Most of the workplaces here in Kuwait send their employees to do short courses, in Singapore, in India, in the U.S, in Italy, almost everywhere. So, I think Kuwaitis in general, as a society, have been well-travelled people since 50s and 60s. If you sit with anyone here in Kuwait, you will understand that they are extremely well travelled, and that is the culture here. But what is important is having the opportunity to live outside for a long period of time, to settle somewhere; as most of you know, to settle in a place is different from being a tourist.


How is the educational sector in Kuwait being shaped in the age of the digital revolution, with new opportunities involving the internet, artificial intelligence and so on?

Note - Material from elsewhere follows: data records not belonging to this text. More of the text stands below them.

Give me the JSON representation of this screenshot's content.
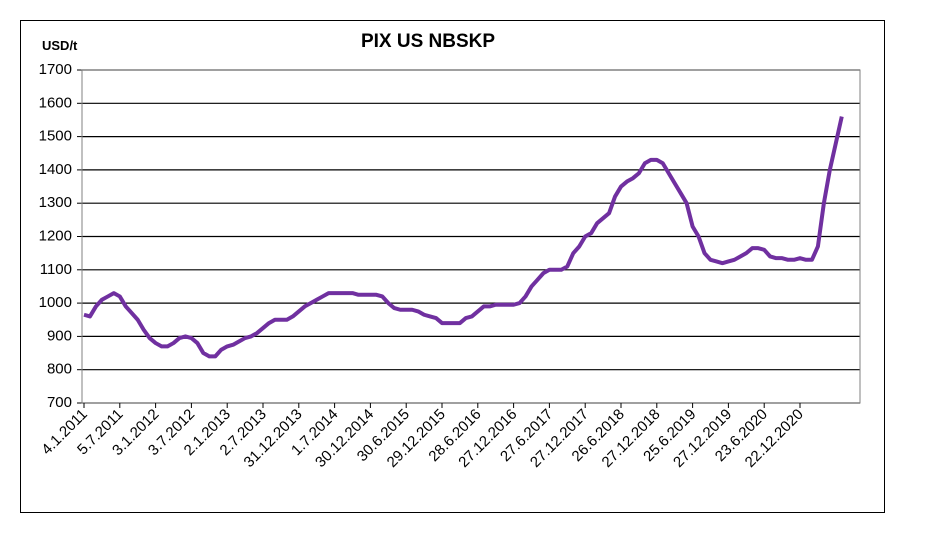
{
  "chart_data": {
    "type": "line",
    "title": "PIX US NBSKP",
    "y_label": "USD/t",
    "categories": [
      "4.1.2011",
      null,
      null,
      null,
      null,
      null,
      "5.7.2011",
      null,
      null,
      null,
      null,
      null,
      "3.1.2012",
      null,
      null,
      null,
      null,
      null,
      "3.7.2012",
      null,
      null,
      null,
      null,
      null,
      "2.1.2013",
      null,
      null,
      null,
      null,
      null,
      "2.7.2013",
      null,
      null,
      null,
      null,
      null,
      "31.12.2013",
      null,
      null,
      null,
      null,
      null,
      "1.7.2014",
      null,
      null,
      null,
      null,
      null,
      "30.12.2014",
      null,
      null,
      null,
      null,
      null,
      "30.6.2015",
      null,
      null,
      null,
      null,
      null,
      "29.12.2015",
      null,
      null,
      null,
      null,
      null,
      "28.6.2016",
      null,
      null,
      null,
      null,
      null,
      "27.12.2016",
      null,
      null,
      null,
      null,
      null,
      "27.6.2017",
      null,
      null,
      null,
      null,
      null,
      "27.12.2017",
      null,
      null,
      null,
      null,
      null,
      "26.6.2018",
      null,
      null,
      null,
      null,
      null,
      "27.12.2018",
      null,
      null,
      null,
      null,
      null,
      "25.6.2019",
      null,
      null,
      null,
      null,
      null,
      "27.12.2019",
      null,
      null,
      null,
      null,
      null,
      "23.6.2020",
      null,
      null,
      null,
      null,
      null,
      "22.12.2020",
      null,
      null,
      null,
      null,
      null,
      null,
      null
    ],
    "values": [
      965,
      960,
      990,
      1010,
      1020,
      1030,
      1020,
      990,
      970,
      950,
      920,
      895,
      880,
      870,
      870,
      880,
      895,
      900,
      895,
      880,
      850,
      840,
      840,
      860,
      870,
      875,
      885,
      895,
      900,
      910,
      925,
      940,
      950,
      950,
      950,
      960,
      975,
      990,
      1000,
      1010,
      1020,
      1030,
      1030,
      1030,
      1030,
      1030,
      1025,
      1025,
      1025,
      1025,
      1020,
      1000,
      985,
      980,
      980,
      980,
      975,
      965,
      960,
      955,
      940,
      940,
      940,
      940,
      955,
      960,
      975,
      990,
      990,
      995,
      995,
      995,
      995,
      1000,
      1020,
      1050,
      1070,
      1090,
      1100,
      1100,
      1100,
      1110,
      1150,
      1170,
      1200,
      1210,
      1240,
      1255,
      1270,
      1320,
      1350,
      1365,
      1375,
      1390,
      1420,
      1430,
      1430,
      1420,
      1390,
      1360,
      1330,
      1300,
      1230,
      1200,
      1150,
      1130,
      1125,
      1120,
      1125,
      1130,
      1140,
      1150,
      1165,
      1165,
      1160,
      1140,
      1135,
      1135,
      1130,
      1130,
      1135,
      1130,
      1130,
      1170,
      1300,
      1400,
      1480,
      1560
    ],
    "color": "#7030a0",
    "ylim": [
      700,
      1700
    ],
    "yticks": [
      700,
      800,
      900,
      1000,
      1100,
      1200,
      1300,
      1400,
      1500,
      1600,
      1700
    ],
    "grid": true
  }
}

The digital revolution has been going on for the past maybe 15 years heavily in the job market, and most of our graduates coming from abroad were very well prepared. I am talking from abroad, maybe in Europe, U.S, Canada, and Australia. Now we do have another side of the story, which is people who graduate from the Arab countries or the region, who may not be as efficient as others. What happens here is, for almost all the new employees, there has always been development for these kinds of skills at the job place itself. I do not think there is a job place here in Kuwait – in the private sector or government sector – which does not require having a background in the basics when it comes to electronic devices or the digital revolution.

To fully understand Kuwait, you need to know that the government employs lots of people. On the other side, the private sector is extremely picky when hiring talents. We have wonderful people in Kuwait and the youth has so much talent nowadays. We have great minds and hardworking people, there is just a need for someone to incubate them and invest in their talents. We hear complaints to be honest, but most of those complaints are not because there is a lack of talent, but because the environment probably is not capable of managing those talents and harnessing them in the right way.


What would you say to our audience regarding the tools American education has provided to you; and how these tools tangibly helped you in your life and more specifically to become the Minister of Education?

I did my undergraduate studies at Washington University Saint Louis, which is a really excellent school. I got my PhD at the University of Washington under Prof Medichi. He had a big impact on me but unfortunately, he passed away before I finished my PhD, so I continued under Dr. Murat Azizouglo, another person whom I respect a lot. Frankly a lot of the success I have had in my career, I can attribute to my experience in these two fantastic universities, which gave me so much. I learned so much, and not only from an educational perspective. They also gave me ethical values that have shaped my understanding and how I work. It was one of the most enriching experiences that I have had in my life, and I am very proud to say that. My nine years studying in the U.S. helped to make my career path very clear to me and I knew where I wanted to go. I am doing well, because these two universities showed me the roadmap to build a successful professional career.